It is of no small importance in life to be cautious what company we keep, and with whom we enter into friendship; for though we are ever so well disposed ourselves, and free from vice, yet if those with whom we frequently converse, are engaged in a lewd, wicked course, it will be almost impossible for us to escape being drawn in with them. If we are truly wise, and would shun those rocks of pleasure upon which so many have split, we should forbid ourselves all manner of commerce and correspondence with those who are steering a course, which reason tells us is not only not for our advantage, but would end in our destruction. All the virtue we can boast of, will not be sufficient to insure our safety, if we embark in bad company; for though our philosophy were such as would preserve us from being tainted and infected with their manners, yet their characters would twist and entwine themselves along with ours, in so intricate a fold, that the world would not take the trouble to unravel and separate them. Reputation is of a blending nature, like water; that which is derived from the clearest spring, if it chance to mix with a foul current, runs on undistinguished, in one muddy stream, and must ever partake of the colour and condition of its associate.

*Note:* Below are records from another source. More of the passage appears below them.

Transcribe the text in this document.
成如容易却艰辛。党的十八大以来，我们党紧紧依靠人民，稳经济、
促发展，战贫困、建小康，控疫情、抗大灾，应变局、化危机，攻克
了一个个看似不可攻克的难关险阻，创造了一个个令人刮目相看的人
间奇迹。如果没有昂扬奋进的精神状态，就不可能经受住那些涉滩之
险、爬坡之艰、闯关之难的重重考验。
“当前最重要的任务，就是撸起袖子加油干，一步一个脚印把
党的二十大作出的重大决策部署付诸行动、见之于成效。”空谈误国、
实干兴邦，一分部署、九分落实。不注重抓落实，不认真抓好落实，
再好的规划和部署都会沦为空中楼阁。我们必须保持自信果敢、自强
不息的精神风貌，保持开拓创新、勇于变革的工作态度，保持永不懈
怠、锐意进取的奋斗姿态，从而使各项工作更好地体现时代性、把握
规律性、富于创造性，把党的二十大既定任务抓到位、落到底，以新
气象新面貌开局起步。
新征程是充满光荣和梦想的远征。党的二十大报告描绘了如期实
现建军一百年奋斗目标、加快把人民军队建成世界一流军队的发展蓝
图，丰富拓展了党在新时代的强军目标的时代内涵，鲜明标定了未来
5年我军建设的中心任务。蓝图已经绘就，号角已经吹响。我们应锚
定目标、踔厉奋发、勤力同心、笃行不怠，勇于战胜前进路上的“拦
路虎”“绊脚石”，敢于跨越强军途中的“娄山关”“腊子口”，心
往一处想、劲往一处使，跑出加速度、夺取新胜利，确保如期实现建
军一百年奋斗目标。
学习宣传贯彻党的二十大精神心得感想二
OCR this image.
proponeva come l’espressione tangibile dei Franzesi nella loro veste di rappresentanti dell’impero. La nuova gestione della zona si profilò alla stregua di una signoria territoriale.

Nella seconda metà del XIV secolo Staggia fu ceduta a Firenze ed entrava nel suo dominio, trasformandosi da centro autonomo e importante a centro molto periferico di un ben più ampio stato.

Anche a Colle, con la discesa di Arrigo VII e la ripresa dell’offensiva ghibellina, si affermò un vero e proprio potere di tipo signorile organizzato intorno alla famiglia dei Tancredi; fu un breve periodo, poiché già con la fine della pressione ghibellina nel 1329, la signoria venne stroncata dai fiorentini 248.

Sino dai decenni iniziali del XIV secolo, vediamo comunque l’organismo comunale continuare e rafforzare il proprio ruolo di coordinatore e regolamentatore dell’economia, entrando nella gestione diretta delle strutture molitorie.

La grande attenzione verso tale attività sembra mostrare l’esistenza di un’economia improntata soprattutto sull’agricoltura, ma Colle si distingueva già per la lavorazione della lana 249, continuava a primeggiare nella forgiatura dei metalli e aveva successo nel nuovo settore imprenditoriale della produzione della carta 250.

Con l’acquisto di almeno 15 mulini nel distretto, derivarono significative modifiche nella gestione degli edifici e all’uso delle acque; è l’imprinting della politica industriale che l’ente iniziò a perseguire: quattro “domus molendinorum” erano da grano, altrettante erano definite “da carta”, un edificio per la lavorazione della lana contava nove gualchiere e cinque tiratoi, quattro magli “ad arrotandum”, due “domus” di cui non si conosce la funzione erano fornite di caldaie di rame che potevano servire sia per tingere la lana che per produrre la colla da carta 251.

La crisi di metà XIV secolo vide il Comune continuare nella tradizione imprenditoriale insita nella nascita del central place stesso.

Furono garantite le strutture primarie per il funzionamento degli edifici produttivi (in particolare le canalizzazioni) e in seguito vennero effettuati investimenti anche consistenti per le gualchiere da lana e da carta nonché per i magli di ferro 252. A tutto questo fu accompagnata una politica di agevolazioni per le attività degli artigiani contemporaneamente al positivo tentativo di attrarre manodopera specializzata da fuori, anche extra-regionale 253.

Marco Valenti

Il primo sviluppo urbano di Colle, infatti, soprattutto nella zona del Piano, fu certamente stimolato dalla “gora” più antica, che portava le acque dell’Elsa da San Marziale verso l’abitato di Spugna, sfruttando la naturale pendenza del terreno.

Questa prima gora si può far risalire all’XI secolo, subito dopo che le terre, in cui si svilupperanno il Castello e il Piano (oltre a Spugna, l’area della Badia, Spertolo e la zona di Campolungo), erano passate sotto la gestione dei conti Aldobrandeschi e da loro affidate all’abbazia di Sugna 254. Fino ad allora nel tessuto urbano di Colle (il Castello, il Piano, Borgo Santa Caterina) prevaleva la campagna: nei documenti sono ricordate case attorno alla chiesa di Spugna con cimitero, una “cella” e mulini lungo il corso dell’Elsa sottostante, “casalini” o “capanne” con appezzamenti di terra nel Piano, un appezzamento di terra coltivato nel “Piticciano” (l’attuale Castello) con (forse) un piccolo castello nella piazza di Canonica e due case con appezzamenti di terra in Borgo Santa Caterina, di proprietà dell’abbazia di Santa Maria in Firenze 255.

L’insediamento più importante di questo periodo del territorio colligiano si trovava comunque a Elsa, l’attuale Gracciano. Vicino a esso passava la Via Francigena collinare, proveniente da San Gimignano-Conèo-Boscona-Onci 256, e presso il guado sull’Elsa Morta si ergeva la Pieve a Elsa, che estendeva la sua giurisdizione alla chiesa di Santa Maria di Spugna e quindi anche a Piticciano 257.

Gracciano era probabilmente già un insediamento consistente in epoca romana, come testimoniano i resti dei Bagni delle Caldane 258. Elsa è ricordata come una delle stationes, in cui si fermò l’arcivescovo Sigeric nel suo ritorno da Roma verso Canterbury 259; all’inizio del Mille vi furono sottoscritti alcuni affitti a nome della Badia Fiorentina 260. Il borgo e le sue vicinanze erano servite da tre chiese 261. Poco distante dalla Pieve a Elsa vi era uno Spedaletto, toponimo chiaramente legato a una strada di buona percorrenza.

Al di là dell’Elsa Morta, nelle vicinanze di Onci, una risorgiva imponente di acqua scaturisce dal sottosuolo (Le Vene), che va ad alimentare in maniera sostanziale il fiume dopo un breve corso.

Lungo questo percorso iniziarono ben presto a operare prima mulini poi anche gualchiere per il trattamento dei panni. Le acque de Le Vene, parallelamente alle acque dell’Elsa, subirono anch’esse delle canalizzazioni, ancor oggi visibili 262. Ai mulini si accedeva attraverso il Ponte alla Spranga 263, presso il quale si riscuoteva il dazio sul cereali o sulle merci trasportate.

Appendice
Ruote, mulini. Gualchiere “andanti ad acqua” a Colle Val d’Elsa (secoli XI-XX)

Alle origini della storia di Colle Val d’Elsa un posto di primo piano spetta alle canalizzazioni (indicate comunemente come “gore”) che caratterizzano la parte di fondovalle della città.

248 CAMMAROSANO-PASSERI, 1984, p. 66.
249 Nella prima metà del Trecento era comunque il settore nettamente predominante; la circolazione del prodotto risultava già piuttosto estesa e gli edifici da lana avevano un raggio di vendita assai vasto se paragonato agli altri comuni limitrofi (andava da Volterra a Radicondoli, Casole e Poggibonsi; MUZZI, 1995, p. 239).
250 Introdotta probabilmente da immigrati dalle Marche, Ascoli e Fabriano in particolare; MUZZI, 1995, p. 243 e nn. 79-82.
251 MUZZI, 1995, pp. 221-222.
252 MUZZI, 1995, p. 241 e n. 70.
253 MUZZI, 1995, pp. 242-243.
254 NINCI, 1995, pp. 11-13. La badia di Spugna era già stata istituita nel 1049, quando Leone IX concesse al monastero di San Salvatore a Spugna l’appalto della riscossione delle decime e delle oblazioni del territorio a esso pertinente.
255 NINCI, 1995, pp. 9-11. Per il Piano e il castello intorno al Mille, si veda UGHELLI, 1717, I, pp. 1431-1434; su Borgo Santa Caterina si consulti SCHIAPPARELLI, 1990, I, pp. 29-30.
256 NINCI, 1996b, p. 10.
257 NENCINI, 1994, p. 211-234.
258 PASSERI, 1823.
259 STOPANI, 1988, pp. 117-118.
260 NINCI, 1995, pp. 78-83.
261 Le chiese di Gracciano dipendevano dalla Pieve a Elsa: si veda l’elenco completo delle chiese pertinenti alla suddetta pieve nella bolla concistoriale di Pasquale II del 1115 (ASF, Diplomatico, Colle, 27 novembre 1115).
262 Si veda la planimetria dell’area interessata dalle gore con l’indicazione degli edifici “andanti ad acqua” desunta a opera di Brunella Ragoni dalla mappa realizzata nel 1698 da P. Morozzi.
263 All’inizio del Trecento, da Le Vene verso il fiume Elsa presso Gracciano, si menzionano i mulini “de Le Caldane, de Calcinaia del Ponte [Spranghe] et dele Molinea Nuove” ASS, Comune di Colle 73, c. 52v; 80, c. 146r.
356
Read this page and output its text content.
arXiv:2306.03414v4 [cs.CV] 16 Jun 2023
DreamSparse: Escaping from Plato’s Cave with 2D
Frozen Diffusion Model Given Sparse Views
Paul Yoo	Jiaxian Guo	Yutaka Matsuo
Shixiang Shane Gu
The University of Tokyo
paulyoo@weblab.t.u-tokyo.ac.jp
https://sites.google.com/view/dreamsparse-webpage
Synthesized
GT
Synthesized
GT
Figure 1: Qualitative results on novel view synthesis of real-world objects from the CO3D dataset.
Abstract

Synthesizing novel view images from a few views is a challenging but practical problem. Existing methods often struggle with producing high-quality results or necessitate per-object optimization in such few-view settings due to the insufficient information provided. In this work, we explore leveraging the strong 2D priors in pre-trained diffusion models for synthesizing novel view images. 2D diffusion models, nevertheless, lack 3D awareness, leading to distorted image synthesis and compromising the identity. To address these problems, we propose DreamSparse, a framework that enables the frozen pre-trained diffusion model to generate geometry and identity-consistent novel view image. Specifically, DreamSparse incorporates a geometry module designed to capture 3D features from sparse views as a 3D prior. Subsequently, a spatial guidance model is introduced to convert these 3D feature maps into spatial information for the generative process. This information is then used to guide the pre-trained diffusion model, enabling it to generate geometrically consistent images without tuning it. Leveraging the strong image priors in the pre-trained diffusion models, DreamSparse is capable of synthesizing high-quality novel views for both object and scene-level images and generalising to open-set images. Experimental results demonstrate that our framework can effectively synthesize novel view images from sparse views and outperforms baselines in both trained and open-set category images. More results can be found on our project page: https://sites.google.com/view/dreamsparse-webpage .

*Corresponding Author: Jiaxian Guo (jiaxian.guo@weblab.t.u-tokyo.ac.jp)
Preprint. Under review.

THE HUSBANDMAN AND HIS SONS.

A Husbandman, at the point of death, being desirous that his Sons should pursue the same innocent course of agriculture in which he himself had been engaged all his life, made use of this expedient. He called them to his bed-side, and said: All the patrimony I have to bequeath to you, my sons, is my farm and my vine-yard, of which I make you joint heirs; but I charge you not to let them go out of your own occupation, for if I have any treasure besides, it lies buried somewhere in the ground within a foot of the surface. This made the Sons conclude that he talked of money which he had hidden: so after their father’s death, with unwearied diligence, they carefully dug up every inch, and though they found not the money they expected, the ground, by being well stirred and loosened, produced so plentiful a crop of all that was sown in it, as proved a real, and that no inconsiderable treasure.

APPLICATION.

The good name and the good counsel of a father, are the best legacies he can leave to his children; and they ought to revere the one, and keep in mind the other. The wealth which a man acquires by his honest industry affords him greater pleasure in the enjoyment, than when acquired in any other way; and men who by personal labour have obtained a competency, know its value better than those can who have had it showered upon them without any efforts of their own. Idleness engenders disease, while exercise is the great prop of health, and health is the greatest blessing of life, which consideration alone ought to stimulate men to pursue some useful employment; and among the almost endless number of those, to which good laws and well-organized society give birth and encouragement, there are none equal to the culture of the earth, none which yield a more grateful return. The pleasures derived both from agriculture and horticulture, are so various, so delightful, and so natural to man, that they are not easily to be described, and are never to be excelled: for in whatever way they are pursued, the mind may be constantly entertained with the wonderful œconomy of the vegetable world; and the nerves are invigorated and kept in proper tone by the freshness of the earth, and the fragrancy of the air, which blush the countenance with health, and give a relish to every meal.